A quand un Google européen?

Cette réussite, si elle se confirme, n’épuise pas il est vrai le fond de la querelle. Au-delà du rabot, se pose la question de l’organisation de la recherche-développement (R&D) en France et en Europe: aide-t-on trop les grandes entreprises et bride-t-on, ce faisant, la naissance et la croissance des start-up? Les géants, infiltrant l’administration par leurs réseaux d’ingénieurs et d’énarques, captent-ils toutes les aides à leur profit? C’est une vieille question mais toujours une bonne question: pourquoi n’avons-nous, nous Européens, aucun Apple ou Google? Est-ce justement parce que nous chérissons trop nos géants? Implicitement par sa proposition, le parlement répond «oui». Le Parti socialiste va plus loin et il  tranche explicitement en proposant de réorienter le dispositif de crédits vers les PMI.

Est-ce légitime? Non. Non, d’abord parce que toutes les études qui analysent les causes du déficit français ou européen d’innovation en comparaison avec les Etats-Unis et le Japon soulignent toutes en premier le trop faible niveau général de R&D. L’Union consacre moins de 2% de son PIB à la recherche (2,1% en France) contre 2,5% aux Etats-Unis et 3% au Japon. Il faut donc remonter les dépenses, notamment celles faites par le secteur privé. Ce n’est pas en rabotant des crédits qui sont faits pour dynamiser des crédits d’entreprises, qu’on va y parvenir.

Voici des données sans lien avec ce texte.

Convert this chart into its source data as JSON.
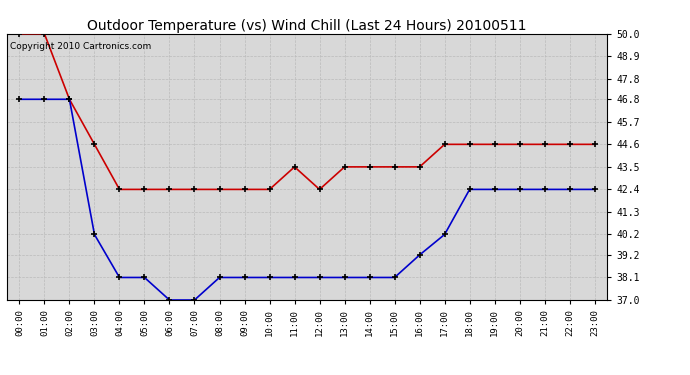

Ensuite parce que, comme le met en lumière une excellente étude de l’institut Bruegel, nos jeunes pousses sont trop peu nombreuses et elles ne sont pas assez innovantes. L’étude ne porte pas sur les «start-up» naissantes  mais sur les firmes innovantes «jeunes», nées après 1975. En Europe, seule une firme innovante sur cinq est «jeune» contre plus d’une sur deux aux Etats-Unis. L’innovation vient donc de ce côté de l’Atlantique surtout des «vieilles»... ou ne vient pas du tout. Il faut donc y regarder à deux fois avant de passer le rabot. Nous ne sommes pas la Silicon Valley californienne.

Une trop grande mortalité

Pourquoi ne peut-on pas compter sur nos «jeunes» pour innover? Parce qu’elles sont trop peu nombreuses d’abord. L’Europe souffre d’une démographie d’entreprises insuffisante et d’une mortalité trop élevée. Ensuite, parce que nos «jeunes» sont moins versées à dépenser en R&D que leurs homologues américaines. A contrario, les grandes entreprises européennes dépensent en recherche autant que les grandes américaines. Les racines de ce retard de nos PMI sont sectorielles: l’Europe dispose de peu de petites firmes innovantes dans les secteurs à haut-niveau de recherche, les biotechnologies, l’électronique-informatique-télécoms. La pharmacie fait exception, mais pour combien de temps?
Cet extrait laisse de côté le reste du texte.